On the forthcoming FTP, he said that the government "will formulate a policy this time, which can boost exports and bring down the transactions cost and also improves the position vis-?-vis the access to credit and the cost to credit".
CII President Adi Godrej said that there is an urgent need to reduce current account deficit (CAD), which had touched a record high of 5.4 percent of GDP in the July-September quarter.
CAD occurs when a country's total imports of goods, services and transfers is greater than its total export of goods, services and transfers. India's CAD continues to be high due to excessive dependence on oil, coal and gold imports as well as slowdown in exports.
"I think the whole accent of the suggestions was to reduce our CAD. It has grown tremendously," Godrej said after the meeting.
During the April-January period, overseas shipments shrunk by 4.86 percent to USD 239.6 billion. Trade deficit has widened to USD 20 billion in January, the second highest figure ever in a month.
Suggesting several steps including extension of 2 percent interest subvention to all sector, Godrej said that there is a need to make overall environment more conducive to boost exports.
He said, on long-term strategy, there is a need to reduce time in taking decisions and getting approvals.
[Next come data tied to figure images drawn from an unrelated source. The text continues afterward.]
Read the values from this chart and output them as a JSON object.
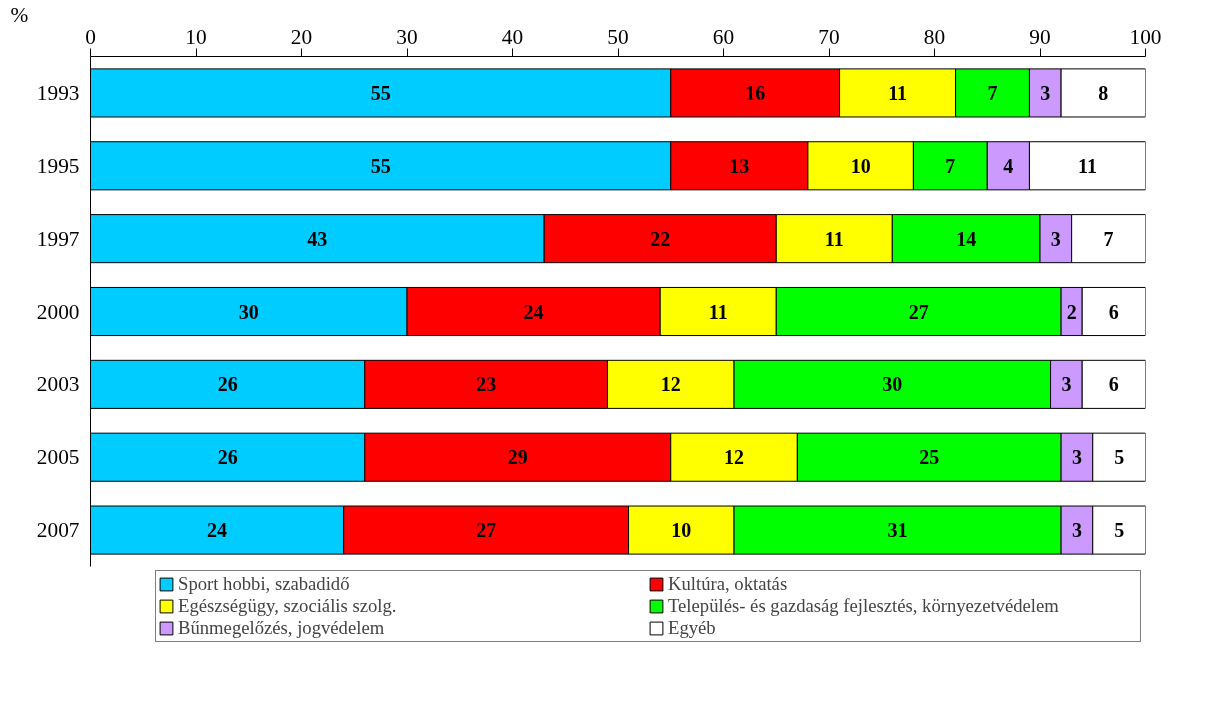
{
  "chart_data": {
    "type": "bar",
    "orientation": "horizontal",
    "stacked": true,
    "xlabel": "%",
    "categories": [
      "1993",
      "1995",
      "1997",
      "2000",
      "2003",
      "2005",
      "2007"
    ],
    "series": [
      {
        "name": "Sport hobbi, szabadidő",
        "color": "#00ccff",
        "values": [
          55,
          55,
          43,
          30,
          26,
          26,
          24
        ]
      },
      {
        "name": "Kultúra, oktatás",
        "color": "#ff0000",
        "values": [
          16,
          13,
          22,
          24,
          23,
          29,
          27
        ]
      },
      {
        "name": "Egészségügy, szociális szolg.",
        "color": "#ffff00",
        "values": [
          11,
          10,
          11,
          11,
          12,
          12,
          10
        ]
      },
      {
        "name": "Település- és gazdaság fejlesztés, környezetvédelem",
        "color": "#00ff00",
        "values": [
          7,
          7,
          14,
          27,
          30,
          25,
          31
        ]
      },
      {
        "name": "Bűnmegelőzés, jogvédelem",
        "color": "#cc99ff",
        "values": [
          3,
          4,
          3,
          2,
          3,
          3,
          3
        ]
      },
      {
        "name": "Egyéb",
        "color": "#ffffff",
        "values": [
          8,
          11,
          7,
          6,
          6,
          5,
          5
        ]
      }
    ],
    "xlim": [
      0,
      100
    ],
    "xticks": [
      0,
      10,
      20,
      30,
      40,
      50,
      60,
      70,
      80,
      90,
      100
    ],
    "data_labels": true,
    "grid": false,
    "legend": "bottom"
  }
}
"...(without) removing or reducing non-value adding regulations and procedures, it will be very difficult for manufacturing to become cost competitive. Concessions and subsidies are not the answer for long term sustainability of exports," he said.
Godrej also said that the long-term strategy should be to build capacities for capital goods and hi-tech industries such as electronics, aeronautics and defence components.
Though hi-tech exports are growing a CAGR of around 25 percent, they comprise only 7 percent of India's total exports.
He also said that SEZs can be the engines of growth for exports but need right policy.
To push services exports, Godrej suggested adoption of a more targeted approach with focus on big-ticket services like tourism, shipping and logistics.
"India needs to look for investment led services exports in sectors like financial services, health, education and telecommunication. This could part of India’s strategy to capture newer markets in the South," he added.